Issues also show up after every disastrous relationship. I've been cheated on. The Evil Ex said, on multiple occasions, that poly meant "Do whatever you want", and no amount of logic on my part could change his mind. Partners before him had cheated on me. I noticed that I started feeling a LOT more insecure, and actively asking for reassurance, about the time that the Evil Ex started cheating on me. I never got that reassurance, but I'm pretty sure that some time, in the future, when I do get told that I'm still important to someone, they still care about me, find me attractive, think I'm smart, and want to be with me that I will have very little problem with it.

I have a bit of a possessive streak (in the same way Rush Limbaugh is a bit conservative), and whenever a partner takes of on a date or starts showing interest in another person I get a emotional shock of “HEY! That's MINE!” Usually distancing myself from the situation and cooling down a bit helps. The root of that one is about the same as jealousy- I don't want to be replaced by the new shiny person. New Relationship Energy is threatening, especially if you don't get that mound of reassurance.

I guess the best way to reassure a partner like me is to spend some extra time, not even a lot, romancing them. If you need some ideas, here are things I am pretty sure would work for me. I’m not sure exactly how to reassure a guy, but this is where I would start.
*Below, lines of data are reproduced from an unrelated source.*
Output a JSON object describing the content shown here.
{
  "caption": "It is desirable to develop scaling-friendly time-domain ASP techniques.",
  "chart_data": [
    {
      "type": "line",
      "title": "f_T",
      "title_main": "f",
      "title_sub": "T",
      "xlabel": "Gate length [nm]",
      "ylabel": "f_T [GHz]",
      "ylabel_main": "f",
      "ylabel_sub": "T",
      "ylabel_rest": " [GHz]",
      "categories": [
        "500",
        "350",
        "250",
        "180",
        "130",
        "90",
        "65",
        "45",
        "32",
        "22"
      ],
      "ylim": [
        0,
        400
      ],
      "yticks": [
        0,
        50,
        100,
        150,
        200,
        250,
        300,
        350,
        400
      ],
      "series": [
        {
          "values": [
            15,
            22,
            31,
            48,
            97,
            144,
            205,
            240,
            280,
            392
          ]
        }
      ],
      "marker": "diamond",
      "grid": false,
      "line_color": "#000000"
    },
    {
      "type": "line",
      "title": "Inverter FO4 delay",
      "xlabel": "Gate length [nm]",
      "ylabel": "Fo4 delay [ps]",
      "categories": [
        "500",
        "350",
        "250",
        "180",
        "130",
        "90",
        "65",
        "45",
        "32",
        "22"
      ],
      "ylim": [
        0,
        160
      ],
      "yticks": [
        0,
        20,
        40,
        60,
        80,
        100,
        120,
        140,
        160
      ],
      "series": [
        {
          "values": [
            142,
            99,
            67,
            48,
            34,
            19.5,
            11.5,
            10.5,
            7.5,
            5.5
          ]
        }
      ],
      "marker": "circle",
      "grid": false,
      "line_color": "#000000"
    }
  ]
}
None of this will work if you only do it before you want to get laid. But, if you do this sort of little thing consistently it makes a huge difference in the quality of a relationship. It’s like maintaining a car, every so often you have to put in gas, change the oil, change the air filter, and wash it. If all you do is drive it, pretty soon it won’t work. It's really hard to deal with feelings of jealousy in a productive fashion that is beneficial to yourself and the relationship when you don't have that extra bit of affection directed towards you. When there is another person involved, it's really easy to feel like you’re being left out.

Jealousy happens in every relationship, especially a poly one. You have to let your partners know, and deal with it in a productive fashion. Never feel guilty for feeling jealous. Feelings happen, it’s how you deal with them that matters. If you recognize that jealousy is going to hit, and try to come up with supportive ways to cope with it, it will make things go a lot smoother.